Personal information
- Full name: Mohamed Seif Edine Amroune
- Date of birth: 25 May 1983 (age 42)
- Place of birth: Constantine, Algeria
- Height: 1.82 m (6 ft 0 in)
- Position: Forward

Senior career*
- Years: Team / Apps / (Gls)
- 2003–2005: CS Constantine / - / (-)
- 2005–2007: CR Belouizdad / - / (-)
- 2007–2009: RAEC Mons / 1 / (0)
- 2009–2010: MSP Batna / 6 / (1)
- 2010–2011: MO Constantine / - / (-)
- 2011–2012: CR Belouizdad / 5 / (1)

International career^{‡}
- 2007: Algeria / 1 / (0)

= Mohamed Amroune =

Algerian football player (born 1983)

Mohamed Seif Edine Amroune (محمد سيف الدين عمرون; born 25 May 1983) is an Algerian football player.

==Club career==
In 2003, Amroune began his senior career with his hometown club of CS Constantine. In 2005, he joined CR Belouizdad.

===RAEC Mons===
In July 2007, Amroune went on trial with Belgian club S.V. Zulte Waregem. However, two days later, he signed a four-year contract with another Belgian club, R.A.E.C. Mons. On 12 August 2008 he made his debut for the club as a substitute in the 78th minute in a league game against Mechelen. On 5 January 2009 Amroune left the club after agreeing to terminate his contract by mutual consent. He made just one appearance during his time with the club, after failing to recover properly from his injury.

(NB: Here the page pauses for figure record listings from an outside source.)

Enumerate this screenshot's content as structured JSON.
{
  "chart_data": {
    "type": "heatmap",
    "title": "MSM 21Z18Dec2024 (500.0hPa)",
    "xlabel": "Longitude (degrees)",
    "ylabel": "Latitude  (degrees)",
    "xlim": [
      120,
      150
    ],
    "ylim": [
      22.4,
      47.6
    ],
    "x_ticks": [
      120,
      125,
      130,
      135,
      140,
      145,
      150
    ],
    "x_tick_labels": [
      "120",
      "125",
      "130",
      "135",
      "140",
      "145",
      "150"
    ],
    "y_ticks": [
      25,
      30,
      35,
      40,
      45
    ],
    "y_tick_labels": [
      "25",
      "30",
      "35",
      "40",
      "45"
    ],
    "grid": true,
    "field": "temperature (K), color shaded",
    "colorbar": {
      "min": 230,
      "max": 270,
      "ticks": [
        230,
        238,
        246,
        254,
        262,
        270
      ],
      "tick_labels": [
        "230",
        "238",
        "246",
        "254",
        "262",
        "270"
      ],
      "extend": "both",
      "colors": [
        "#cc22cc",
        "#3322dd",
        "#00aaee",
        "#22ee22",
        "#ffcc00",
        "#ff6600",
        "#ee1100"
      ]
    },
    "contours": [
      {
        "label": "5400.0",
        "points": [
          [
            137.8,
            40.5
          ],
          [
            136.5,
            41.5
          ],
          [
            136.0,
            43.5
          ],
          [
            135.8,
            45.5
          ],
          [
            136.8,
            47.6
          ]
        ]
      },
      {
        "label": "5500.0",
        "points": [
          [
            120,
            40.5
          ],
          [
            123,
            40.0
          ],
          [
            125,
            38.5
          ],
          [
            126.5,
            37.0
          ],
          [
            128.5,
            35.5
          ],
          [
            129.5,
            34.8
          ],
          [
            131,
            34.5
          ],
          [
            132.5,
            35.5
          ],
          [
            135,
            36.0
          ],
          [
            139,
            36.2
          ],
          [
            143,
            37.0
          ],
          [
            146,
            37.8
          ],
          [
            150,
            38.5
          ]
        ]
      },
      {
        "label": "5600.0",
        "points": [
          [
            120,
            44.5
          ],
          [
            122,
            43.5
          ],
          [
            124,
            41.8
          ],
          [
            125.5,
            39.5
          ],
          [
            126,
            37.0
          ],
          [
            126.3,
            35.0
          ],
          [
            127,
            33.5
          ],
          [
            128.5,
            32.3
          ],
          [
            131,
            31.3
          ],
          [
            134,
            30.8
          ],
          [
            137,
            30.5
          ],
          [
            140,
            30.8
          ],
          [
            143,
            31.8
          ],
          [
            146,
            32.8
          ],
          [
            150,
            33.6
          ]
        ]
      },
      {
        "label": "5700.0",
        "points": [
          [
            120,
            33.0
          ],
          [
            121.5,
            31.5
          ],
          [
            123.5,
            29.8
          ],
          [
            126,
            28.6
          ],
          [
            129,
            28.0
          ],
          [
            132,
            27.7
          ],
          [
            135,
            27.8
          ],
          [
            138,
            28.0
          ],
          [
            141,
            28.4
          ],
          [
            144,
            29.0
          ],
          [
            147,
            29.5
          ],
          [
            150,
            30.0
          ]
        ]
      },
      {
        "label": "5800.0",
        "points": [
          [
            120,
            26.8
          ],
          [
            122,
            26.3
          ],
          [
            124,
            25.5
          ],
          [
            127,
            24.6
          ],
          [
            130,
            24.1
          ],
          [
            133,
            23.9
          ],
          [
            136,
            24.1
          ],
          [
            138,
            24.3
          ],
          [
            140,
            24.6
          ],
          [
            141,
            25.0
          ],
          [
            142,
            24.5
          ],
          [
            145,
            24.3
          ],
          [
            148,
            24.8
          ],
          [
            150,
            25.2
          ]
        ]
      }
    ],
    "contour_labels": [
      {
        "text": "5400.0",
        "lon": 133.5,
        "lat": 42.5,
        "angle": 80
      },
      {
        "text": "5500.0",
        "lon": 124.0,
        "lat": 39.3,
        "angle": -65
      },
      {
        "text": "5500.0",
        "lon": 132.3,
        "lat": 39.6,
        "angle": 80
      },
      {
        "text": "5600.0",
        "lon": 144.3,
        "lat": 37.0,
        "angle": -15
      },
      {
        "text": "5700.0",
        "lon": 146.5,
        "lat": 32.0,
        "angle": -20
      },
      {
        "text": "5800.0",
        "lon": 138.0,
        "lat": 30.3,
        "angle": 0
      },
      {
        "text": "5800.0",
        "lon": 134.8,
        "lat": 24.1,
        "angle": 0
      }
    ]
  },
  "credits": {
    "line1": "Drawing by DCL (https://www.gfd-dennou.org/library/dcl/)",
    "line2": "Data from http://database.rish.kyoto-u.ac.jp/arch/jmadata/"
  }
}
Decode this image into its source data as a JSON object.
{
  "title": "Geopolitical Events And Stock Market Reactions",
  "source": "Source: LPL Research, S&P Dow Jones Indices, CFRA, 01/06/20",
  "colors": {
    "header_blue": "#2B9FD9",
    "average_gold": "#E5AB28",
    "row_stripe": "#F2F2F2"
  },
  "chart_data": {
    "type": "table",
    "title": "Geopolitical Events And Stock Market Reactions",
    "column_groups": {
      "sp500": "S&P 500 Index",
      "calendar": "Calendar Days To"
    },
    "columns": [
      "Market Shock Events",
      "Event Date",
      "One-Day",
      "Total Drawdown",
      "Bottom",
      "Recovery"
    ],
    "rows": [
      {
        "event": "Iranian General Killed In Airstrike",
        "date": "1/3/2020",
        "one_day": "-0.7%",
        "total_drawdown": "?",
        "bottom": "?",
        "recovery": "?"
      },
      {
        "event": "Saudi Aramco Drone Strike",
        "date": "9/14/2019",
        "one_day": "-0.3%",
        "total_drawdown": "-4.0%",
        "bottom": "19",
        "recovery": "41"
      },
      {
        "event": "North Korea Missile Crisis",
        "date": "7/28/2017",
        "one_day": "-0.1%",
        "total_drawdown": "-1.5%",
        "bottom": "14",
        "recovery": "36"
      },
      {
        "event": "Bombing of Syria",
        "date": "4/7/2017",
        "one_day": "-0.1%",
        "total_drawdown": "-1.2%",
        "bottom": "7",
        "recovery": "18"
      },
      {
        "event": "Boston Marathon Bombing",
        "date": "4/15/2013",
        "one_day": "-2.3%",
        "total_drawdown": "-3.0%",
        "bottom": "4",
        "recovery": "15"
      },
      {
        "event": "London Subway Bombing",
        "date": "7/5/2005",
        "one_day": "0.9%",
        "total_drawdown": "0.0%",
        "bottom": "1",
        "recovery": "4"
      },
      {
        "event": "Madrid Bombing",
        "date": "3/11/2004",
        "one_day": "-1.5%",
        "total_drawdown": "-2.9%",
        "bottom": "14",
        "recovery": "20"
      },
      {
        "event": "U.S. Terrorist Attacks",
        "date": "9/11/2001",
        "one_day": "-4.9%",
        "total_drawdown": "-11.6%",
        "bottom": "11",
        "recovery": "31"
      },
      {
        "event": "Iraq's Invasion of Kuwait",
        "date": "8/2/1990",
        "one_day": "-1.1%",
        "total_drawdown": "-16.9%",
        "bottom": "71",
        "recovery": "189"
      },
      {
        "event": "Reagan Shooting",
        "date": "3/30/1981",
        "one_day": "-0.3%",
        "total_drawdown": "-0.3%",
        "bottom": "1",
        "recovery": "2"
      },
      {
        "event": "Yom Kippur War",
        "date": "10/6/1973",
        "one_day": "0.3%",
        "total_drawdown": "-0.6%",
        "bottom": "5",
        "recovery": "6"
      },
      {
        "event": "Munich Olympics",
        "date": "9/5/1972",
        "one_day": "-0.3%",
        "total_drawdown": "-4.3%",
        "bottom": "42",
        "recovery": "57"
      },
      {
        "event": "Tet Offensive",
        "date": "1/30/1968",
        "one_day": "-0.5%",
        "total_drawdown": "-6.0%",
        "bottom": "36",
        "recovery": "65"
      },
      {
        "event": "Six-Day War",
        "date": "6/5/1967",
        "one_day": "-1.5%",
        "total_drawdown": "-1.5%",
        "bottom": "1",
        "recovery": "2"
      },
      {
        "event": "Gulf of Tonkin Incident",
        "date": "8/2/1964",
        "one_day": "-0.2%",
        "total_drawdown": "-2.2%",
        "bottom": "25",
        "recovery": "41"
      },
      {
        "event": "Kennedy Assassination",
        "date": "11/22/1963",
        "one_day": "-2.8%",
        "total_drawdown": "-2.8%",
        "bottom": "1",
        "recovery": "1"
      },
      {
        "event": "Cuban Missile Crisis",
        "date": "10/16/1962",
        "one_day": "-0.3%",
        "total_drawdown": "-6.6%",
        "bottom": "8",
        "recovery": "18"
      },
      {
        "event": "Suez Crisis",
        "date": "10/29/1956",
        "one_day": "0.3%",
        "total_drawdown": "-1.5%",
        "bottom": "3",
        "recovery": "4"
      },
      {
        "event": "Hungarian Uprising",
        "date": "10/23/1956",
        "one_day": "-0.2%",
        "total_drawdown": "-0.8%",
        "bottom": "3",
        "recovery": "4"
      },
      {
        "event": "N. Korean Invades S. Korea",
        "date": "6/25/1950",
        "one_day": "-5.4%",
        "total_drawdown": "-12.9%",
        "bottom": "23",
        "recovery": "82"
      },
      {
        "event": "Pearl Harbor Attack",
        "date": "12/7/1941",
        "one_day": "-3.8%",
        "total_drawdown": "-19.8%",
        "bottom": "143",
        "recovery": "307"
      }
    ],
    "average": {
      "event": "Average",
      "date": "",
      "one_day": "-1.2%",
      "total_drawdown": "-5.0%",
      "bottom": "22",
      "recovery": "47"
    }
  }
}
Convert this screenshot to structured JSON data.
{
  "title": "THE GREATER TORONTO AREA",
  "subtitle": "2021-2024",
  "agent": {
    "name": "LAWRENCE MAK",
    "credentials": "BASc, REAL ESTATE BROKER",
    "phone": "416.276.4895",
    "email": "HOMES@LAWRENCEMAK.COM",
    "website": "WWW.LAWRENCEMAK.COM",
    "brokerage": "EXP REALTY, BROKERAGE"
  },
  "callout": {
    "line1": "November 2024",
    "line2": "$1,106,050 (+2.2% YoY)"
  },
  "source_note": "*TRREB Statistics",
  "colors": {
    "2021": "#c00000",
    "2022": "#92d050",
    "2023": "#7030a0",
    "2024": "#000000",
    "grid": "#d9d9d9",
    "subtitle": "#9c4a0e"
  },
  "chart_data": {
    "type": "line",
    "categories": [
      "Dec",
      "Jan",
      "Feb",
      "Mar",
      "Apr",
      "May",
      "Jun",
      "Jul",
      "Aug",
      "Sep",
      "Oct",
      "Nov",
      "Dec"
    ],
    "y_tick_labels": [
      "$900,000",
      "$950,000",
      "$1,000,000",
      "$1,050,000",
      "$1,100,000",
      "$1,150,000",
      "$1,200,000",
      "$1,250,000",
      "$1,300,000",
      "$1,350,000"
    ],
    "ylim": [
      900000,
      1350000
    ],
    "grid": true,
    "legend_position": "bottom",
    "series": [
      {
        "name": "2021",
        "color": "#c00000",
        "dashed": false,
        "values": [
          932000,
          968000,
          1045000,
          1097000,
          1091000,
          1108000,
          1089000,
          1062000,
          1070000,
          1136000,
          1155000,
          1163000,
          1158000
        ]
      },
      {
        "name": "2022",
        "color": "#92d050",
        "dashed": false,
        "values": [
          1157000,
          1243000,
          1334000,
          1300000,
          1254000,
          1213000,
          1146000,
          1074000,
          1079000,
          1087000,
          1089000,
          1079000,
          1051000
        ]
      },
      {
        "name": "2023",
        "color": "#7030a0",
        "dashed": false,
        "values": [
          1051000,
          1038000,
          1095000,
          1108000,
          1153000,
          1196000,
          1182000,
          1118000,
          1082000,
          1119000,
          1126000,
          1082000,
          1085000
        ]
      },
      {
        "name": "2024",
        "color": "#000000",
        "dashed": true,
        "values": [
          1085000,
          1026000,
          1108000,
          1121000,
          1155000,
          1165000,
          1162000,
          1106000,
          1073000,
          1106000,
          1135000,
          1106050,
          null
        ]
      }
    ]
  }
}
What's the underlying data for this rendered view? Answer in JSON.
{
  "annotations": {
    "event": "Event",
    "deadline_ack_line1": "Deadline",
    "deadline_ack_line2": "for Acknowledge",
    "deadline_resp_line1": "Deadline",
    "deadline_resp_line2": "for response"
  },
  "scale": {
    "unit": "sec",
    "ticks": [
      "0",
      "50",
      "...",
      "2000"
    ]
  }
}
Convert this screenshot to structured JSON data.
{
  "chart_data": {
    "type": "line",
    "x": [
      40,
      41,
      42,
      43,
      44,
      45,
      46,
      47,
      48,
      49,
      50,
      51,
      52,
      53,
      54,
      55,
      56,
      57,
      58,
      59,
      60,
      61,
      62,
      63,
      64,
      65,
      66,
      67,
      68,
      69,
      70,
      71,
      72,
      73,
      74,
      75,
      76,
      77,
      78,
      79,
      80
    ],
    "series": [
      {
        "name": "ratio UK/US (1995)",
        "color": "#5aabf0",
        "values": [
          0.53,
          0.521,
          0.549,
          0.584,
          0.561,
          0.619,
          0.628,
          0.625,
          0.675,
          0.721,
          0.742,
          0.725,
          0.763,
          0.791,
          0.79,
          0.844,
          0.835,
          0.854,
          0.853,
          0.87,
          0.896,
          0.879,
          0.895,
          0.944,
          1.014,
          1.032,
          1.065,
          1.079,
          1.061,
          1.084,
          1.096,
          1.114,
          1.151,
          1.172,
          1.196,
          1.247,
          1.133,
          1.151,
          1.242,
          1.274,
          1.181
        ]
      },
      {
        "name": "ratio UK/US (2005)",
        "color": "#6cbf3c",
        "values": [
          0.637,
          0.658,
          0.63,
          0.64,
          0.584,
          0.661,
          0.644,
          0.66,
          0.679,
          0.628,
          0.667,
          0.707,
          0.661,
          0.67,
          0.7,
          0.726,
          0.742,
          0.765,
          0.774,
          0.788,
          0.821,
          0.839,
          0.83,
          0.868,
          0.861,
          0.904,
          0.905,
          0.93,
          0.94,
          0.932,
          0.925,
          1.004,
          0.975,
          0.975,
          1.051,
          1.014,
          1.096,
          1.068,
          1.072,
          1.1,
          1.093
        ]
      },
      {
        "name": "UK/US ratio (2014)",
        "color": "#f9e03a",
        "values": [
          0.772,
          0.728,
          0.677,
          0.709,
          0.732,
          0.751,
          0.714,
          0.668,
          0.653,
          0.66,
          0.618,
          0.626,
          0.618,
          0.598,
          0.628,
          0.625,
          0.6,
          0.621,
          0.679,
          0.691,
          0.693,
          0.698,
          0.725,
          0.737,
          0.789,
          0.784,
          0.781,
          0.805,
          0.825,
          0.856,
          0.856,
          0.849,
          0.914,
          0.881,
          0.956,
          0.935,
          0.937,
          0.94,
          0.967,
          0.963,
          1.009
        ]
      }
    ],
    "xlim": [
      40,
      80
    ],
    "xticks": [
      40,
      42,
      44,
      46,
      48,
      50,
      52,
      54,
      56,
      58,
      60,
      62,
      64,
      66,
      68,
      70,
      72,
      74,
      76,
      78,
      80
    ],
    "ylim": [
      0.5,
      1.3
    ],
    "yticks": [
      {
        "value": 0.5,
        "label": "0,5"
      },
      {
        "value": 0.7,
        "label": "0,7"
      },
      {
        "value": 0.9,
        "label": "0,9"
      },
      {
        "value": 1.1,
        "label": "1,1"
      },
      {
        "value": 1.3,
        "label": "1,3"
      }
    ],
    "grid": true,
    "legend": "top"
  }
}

On 17 January 2009 Amroune went on trial with Portuguese club Naval. In July 2009, Amroune went on trial with French Championnat National side Troyes.

==International career==
On 24 March 2007 Amroune made his debut for the Algerian National Team in a 2008 Africa Cup of Nations qualifier against Cape Verde. Amroune started the game on the bench and replaced Hamer Bouazza in the 88th minute as Algeria won the game 2–0.